Prosecutors drop case against man accused of murdering 29 in Omagh bombing. (BBC)
Judge denies Justice Dept. motion to get Apple to unlock a phone in drug case. (AFP)
German high court mulls whether to ban extremist NPD party. (DW)
Britain sends troops to help secure Tunisian-Libyan border. (VOA)
Mississippi attorney files lawsuit seeking to ban state’s current flag. (USA Today)
Study links Zika virus to Guillain-Barre syndrome. (AFP)
Osama bin Laden’s will made public, included $29 million bequest for jihad. (CNN)
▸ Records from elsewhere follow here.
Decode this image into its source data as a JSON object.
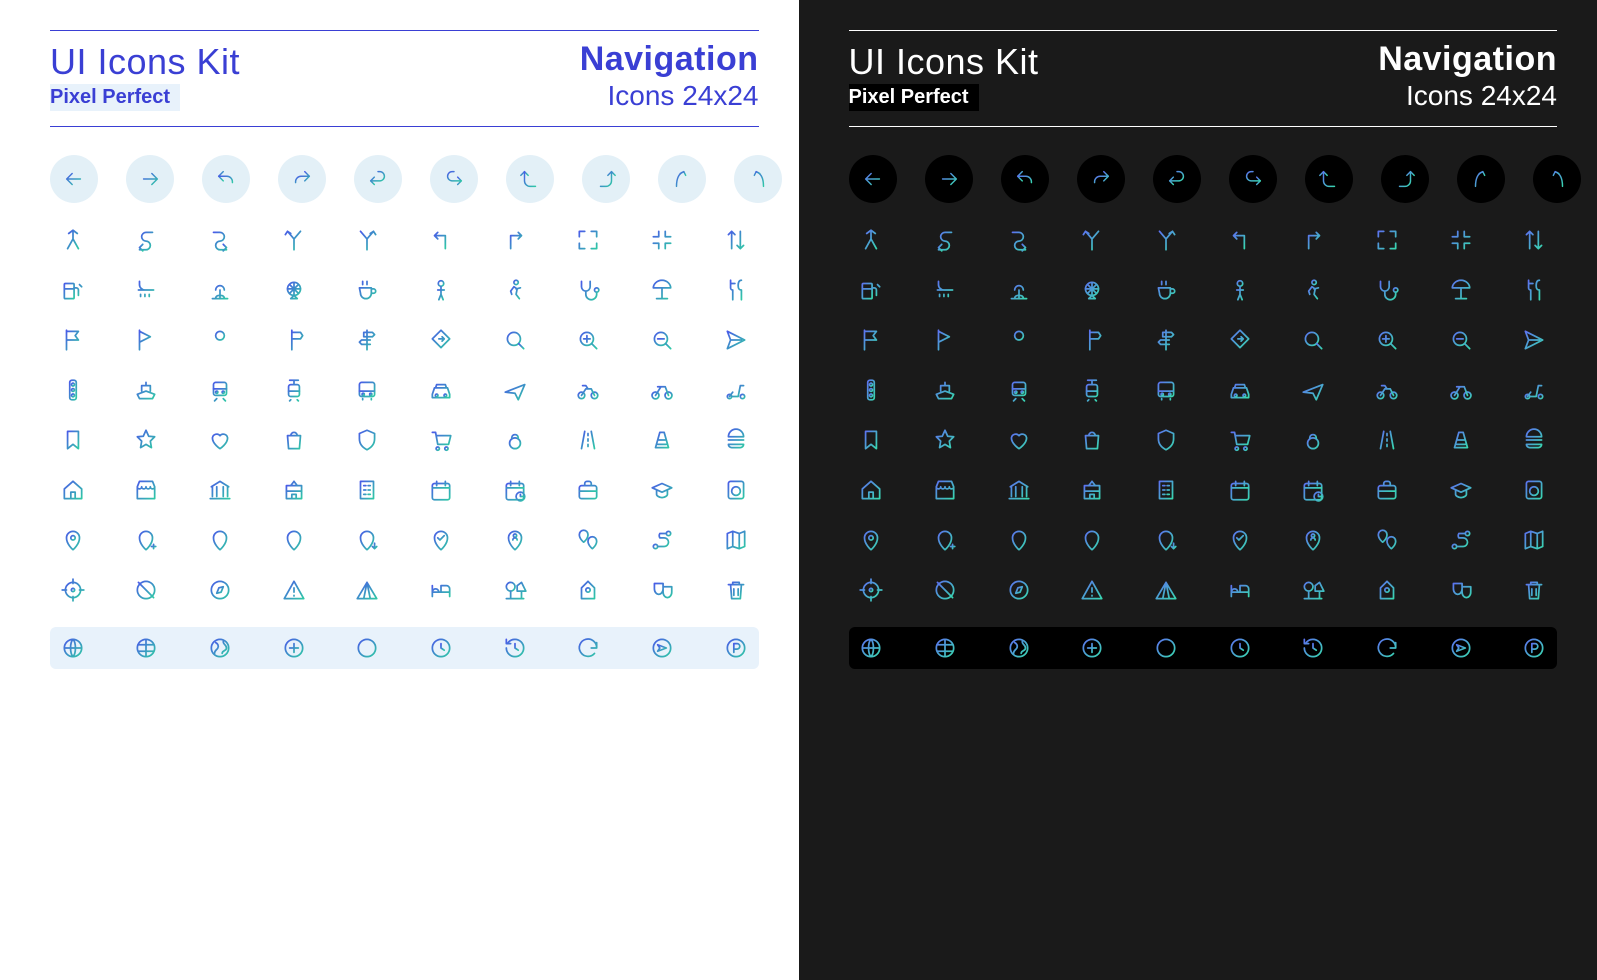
{
  "header": {
    "title": "UI Icons Kit",
    "subtitle": "Pixel Perfect",
    "category": "Navigation",
    "size_label": "Icons 24x24"
  },
  "colors": {
    "accent_light": "#3a3fd4",
    "panel_dark": "#1a1a1a",
    "chip_light": "#e8f2fb",
    "chip_dark": "#000000",
    "grad_start": "#4a5be8",
    "grad_end": "#2fc9a6"
  },
  "circle_row": [
    "arrow-left",
    "arrow-right",
    "undo",
    "redo",
    "turn-back-left",
    "turn-back-right",
    "turn-up-left",
    "turn-up-right",
    "curve-left",
    "curve-right"
  ],
  "rows": [
    [
      "merge",
      "s-curve-left",
      "s-curve-right",
      "fork-left",
      "fork-right",
      "turn-left-sharp",
      "turn-right-sharp",
      "expand",
      "contract",
      "swap-vertical"
    ],
    [
      "gas-station",
      "shower",
      "fountain",
      "ferris-wheel",
      "coffee",
      "person",
      "walking",
      "stethoscope",
      "beach-umbrella",
      "restaurant"
    ],
    [
      "flag-filled",
      "flag-outline",
      "pin-round",
      "signpost",
      "signposts",
      "direction-sign",
      "search",
      "zoom-in",
      "zoom-out",
      "send"
    ],
    [
      "traffic-light",
      "ship",
      "train",
      "tram",
      "bus",
      "car",
      "airplane",
      "motorcycle",
      "bicycle",
      "scooter"
    ],
    [
      "bookmark",
      "star",
      "heart",
      "shopping-bag",
      "shield",
      "shopping-cart",
      "kettlebell",
      "road",
      "traffic-cone",
      "burger"
    ],
    [
      "home",
      "storefront",
      "bank",
      "school",
      "office-building",
      "calendar",
      "calendar-clock",
      "briefcase",
      "graduation-cap",
      "washing-machine"
    ],
    [
      "map-pin",
      "map-pin-add",
      "map-pin-remove",
      "map-pin-alert",
      "map-pin-down",
      "map-pin-check",
      "map-pin-person",
      "pins-pair",
      "route",
      "map-fold"
    ],
    [
      "crosshair",
      "compass-off",
      "compass",
      "warning-triangle",
      "tent",
      "bed",
      "park-trees",
      "birdhouse",
      "theater-masks",
      "trash"
    ]
  ],
  "last_row": [
    "globe-grid",
    "globe-lines",
    "globe-shape",
    "circle-plus",
    "circle-minus",
    "clock",
    "history",
    "refresh",
    "send-circle",
    "parking"
  ]
}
Look who’s talking! The conservative who succeeded Thurgood Marshall to the bench is infamous for almost never asking questions — his last one was in 2006. But he was downright talkative yesterday in Voisine v. United States, a case about domestic violence in which a man convicted of injuring his girlfriend was banned from ever owning a gun. The 67-year-old justice asked for other examples of misdemeanors that suspend constitutional rights, prompting speculation that he’ll take a more active role now that Antonin Scalia is gone.
Pick on someone your own size. The Internet giant’s experimental autonomous vehicles have had accidents in road tests before, but a DMV report reveals that a Feb. 14 scrape with a bus in Mountain View, California, was the first in which the Google car was at fault. No one was hurt after the self-driving SUV changed lanes at low speed and bumped into the side of a bus, causing minor damage. Though autonomous cars face years of testing, a crash like this could damage confidence in driverless technology.
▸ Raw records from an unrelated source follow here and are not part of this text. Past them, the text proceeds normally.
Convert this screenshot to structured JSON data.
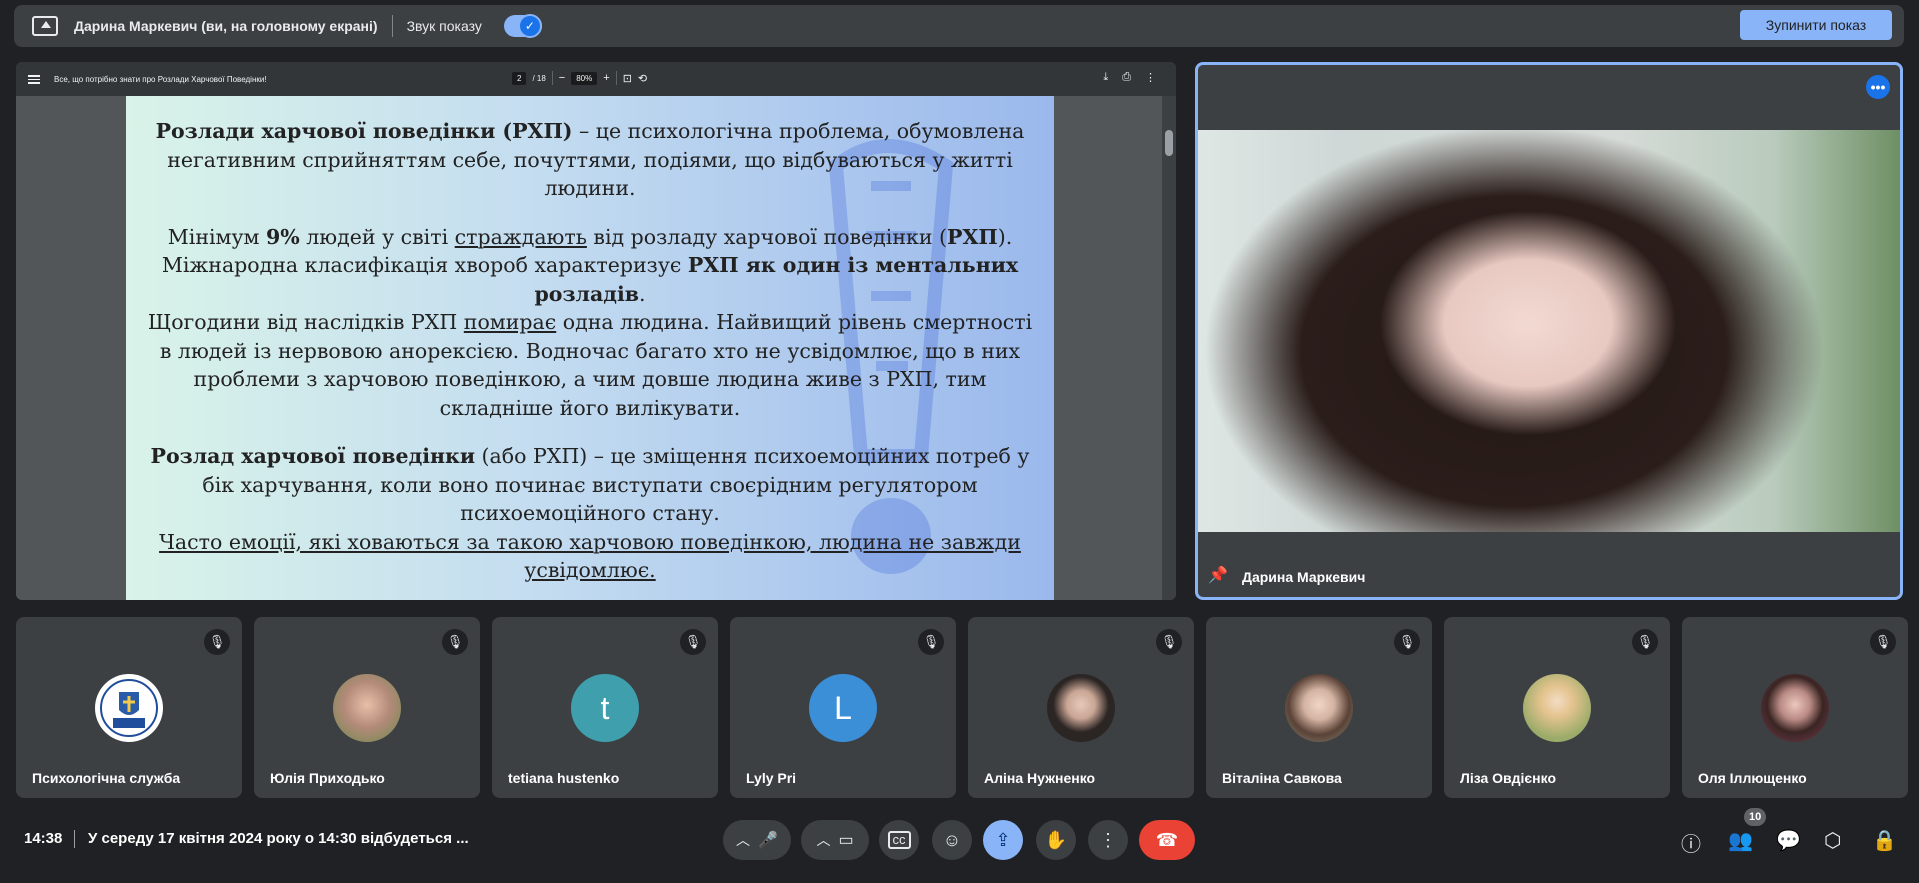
{
  "topbar": {
    "presenter_text": "Дарина Маркевич (ви, на головному екрані)",
    "sound_label": "Звук показу",
    "sound_on": true,
    "stop_button": "Зупинити показ"
  },
  "pdf": {
    "title": "Все, що потрібно знати про Розлади Харчової Поведінки!",
    "page_current": "2",
    "page_total": "/ 18",
    "zoom": "80%"
  },
  "slide": {
    "p1_b": "Розлади харчової поведінки (РХП)",
    "p1_rest": " – це психологічна проблема, обумовлена негативним сприйняттям себе, почуттями, подіями, що відбуваються у житті людини.",
    "p2_a": "Мінімум ",
    "p2_b1": "9%",
    "p2_c": " людей у світі ",
    "p2_u1": "страждають",
    "p2_d": " від розладу харчової поведінки (",
    "p2_b2": "РХП",
    "p2_e": "). Міжнародна класифікація хвороб характеризує ",
    "p2_b3": "РХП як один із ментальних розладів",
    "p2_f": ".",
    "p3_a": "Щогодини від наслідків РХП ",
    "p3_u": "помирає",
    "p3_b": " одна людина. Найвищий рівень смертності в людей із нервовою анорексією. Водночас багато хто не усвідомлює, що в них проблеми з харчовою поведінкою, а чим довше людина живе з РХП, тим складніше його вилікувати.",
    "p4_b": "Розлад харчової поведінки",
    "p4_rest": " (або РХП) – це зміщення психоемоційних потреб у бік харчування, коли воно починає виступати своєрідним регулятором психоемоційного стану.",
    "p5_u": "Часто емоції, які ховаються за такою харчовою поведінкою, людина не завжди усвідомлює."
  },
  "speaker": {
    "name": "Дарина Маркевич"
  },
  "participants": [
    {
      "name": "Психологічна служба",
      "initial": "",
      "avatar_color": "#ffffff",
      "kind": "logo"
    },
    {
      "name": "Юлія Приходько",
      "initial": "",
      "avatar_color": "#b48a7a",
      "kind": "photo"
    },
    {
      "name": "tetiana hustenko",
      "initial": "t",
      "avatar_color": "#3f9fad",
      "kind": "letter"
    },
    {
      "name": "Lyly Pri",
      "initial": "L",
      "avatar_color": "#3b8fd6",
      "kind": "letter"
    },
    {
      "name": "Аліна Нужненко",
      "initial": "",
      "avatar_color": "#2b2524",
      "kind": "photo"
    },
    {
      "name": "Віталіна Савкова",
      "initial": "",
      "avatar_color": "#8c8a7d",
      "kind": "photo"
    },
    {
      "name": "Ліза Овдієнко",
      "initial": "",
      "avatar_color": "#9bab6a",
      "kind": "photo"
    },
    {
      "name": "Оля Іллющенко",
      "initial": "",
      "avatar_color": "#7a3d52",
      "kind": "photo"
    }
  ],
  "bottombar": {
    "time": "14:38",
    "meeting_title": "У середу 17 квітня 2024 року о 14:30 відбудеться ...",
    "participant_count": "10"
  },
  "colors": {
    "accent": "#8ab4f8",
    "end_call": "#ea4335",
    "tile": "#3c4043",
    "background": "#202124"
  }
}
Dragline is gone. The former soldier best known for his Oscar-winning portrayal alongside Paul Newman in Cool Hand Luke died Sunday in Boise, Idaho. A frequent co-star of Clint Eastwood, the burly 6-foot-4 action star also embraced a new genre with hilarious turns in the Naked Gun series. The World War II vet, who last appeared in 2014’s The Gambler with Mark Wahlberg, died of natural causes just months after his wife Joan passed away, and he’s being remembered as an actor who’d done it all.
It’s a small world. That’s the media narrative, with pundits fretting about asylum seekers streaming into Europe at unprecedented rates. But experts say that when you adjust for increasing population numbers, migration has stayed steady at 2 to 3 percent for the last five decades — even with the exodus of Syrian refugees — and asylum seekers notably make up less than 10 percent of all migrants. While 97 percent of us stay where we were born, 3 percent do move on, and Western countries are increasingly becoming their destination.
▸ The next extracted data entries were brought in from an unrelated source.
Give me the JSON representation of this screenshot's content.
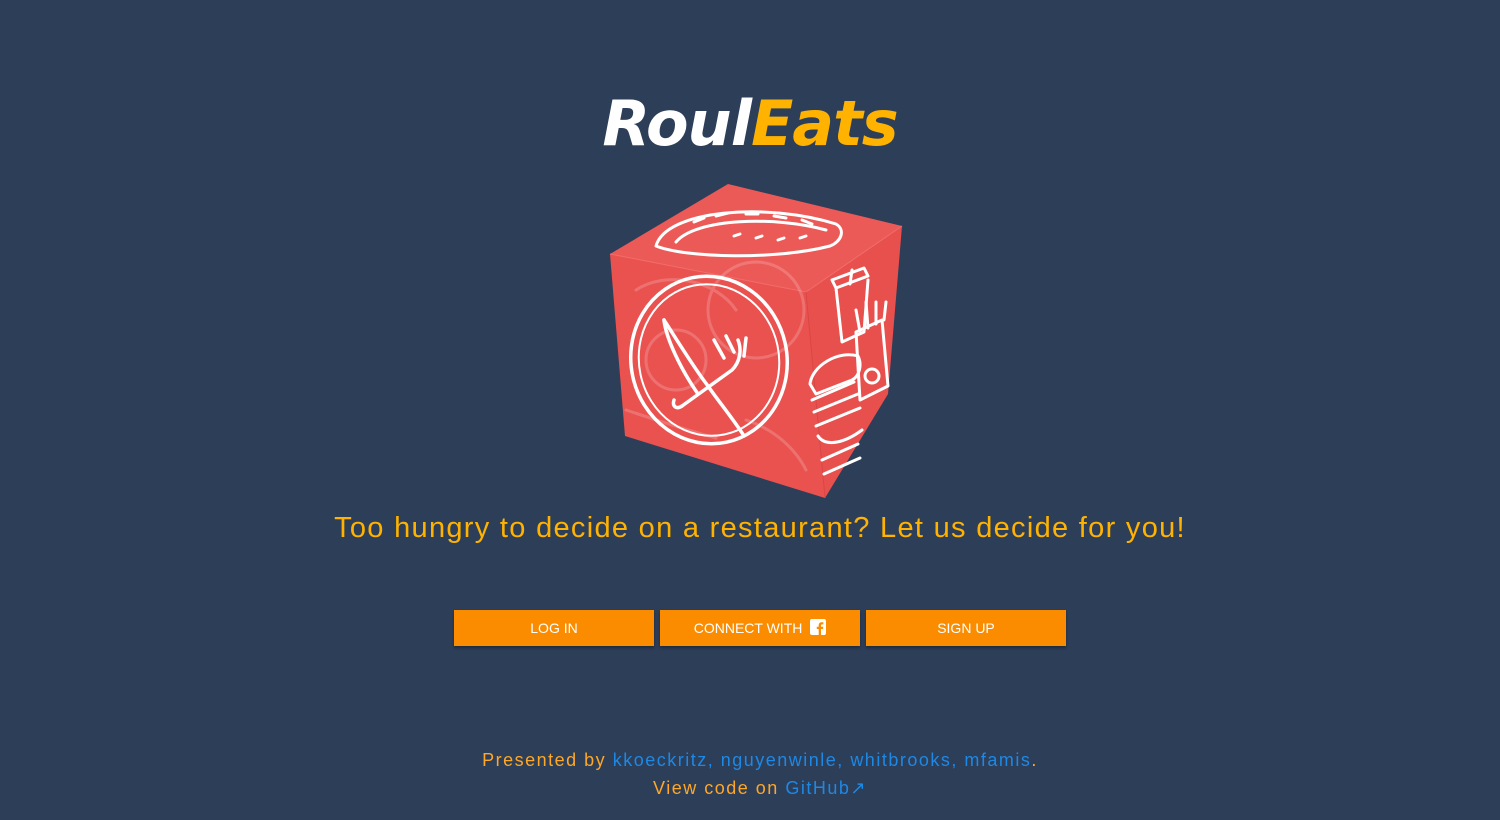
{
  "logo": {
    "part1": "Roul",
    "part2": "Eats"
  },
  "colors": {
    "background": "#2d3e59",
    "accent": "#ffb300",
    "button": "#fb8c00",
    "link": "#1e88e5",
    "cube": "#ef5350"
  },
  "hero": {
    "icon": "food-roulette-cube",
    "tagline": "Too hungry to decide on a restaurant? Let us decide for you!"
  },
  "buttons": {
    "login": "LOG IN",
    "connect": "CONNECT WITH",
    "connect_icon": "facebook-icon",
    "signup": "SIGN UP"
  },
  "footer": {
    "presented_by": "Presented by",
    "authors": [
      "kkoeckritz",
      "nguyenwinle",
      "whitbrooks",
      "mfamis"
    ],
    "sep": ", ",
    "period": ".",
    "view_code": "View code on",
    "github": "GitHub",
    "external_icon": "↗"
  }
}
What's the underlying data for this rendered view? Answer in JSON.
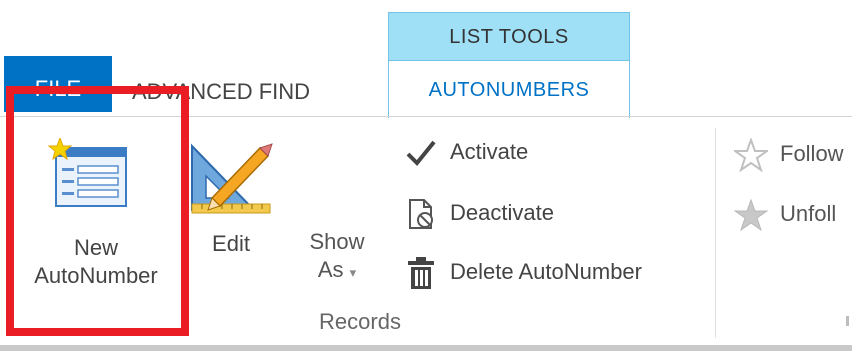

They won’t let go. The four-time Super Bowl-winning QB has played in New England since he was first drafted in 2000, and that’s likely where he’ll retire. The 38-year-old just topped up his existing contract with an additional two-year deal keeping him in Massachusetts through 2019. If Brady can complete the agreement’s full term — which is likely, given league rules protecting quarterbacks — the future Hall of Famer would be just the fourth in the NFL to play 20 years for the same team.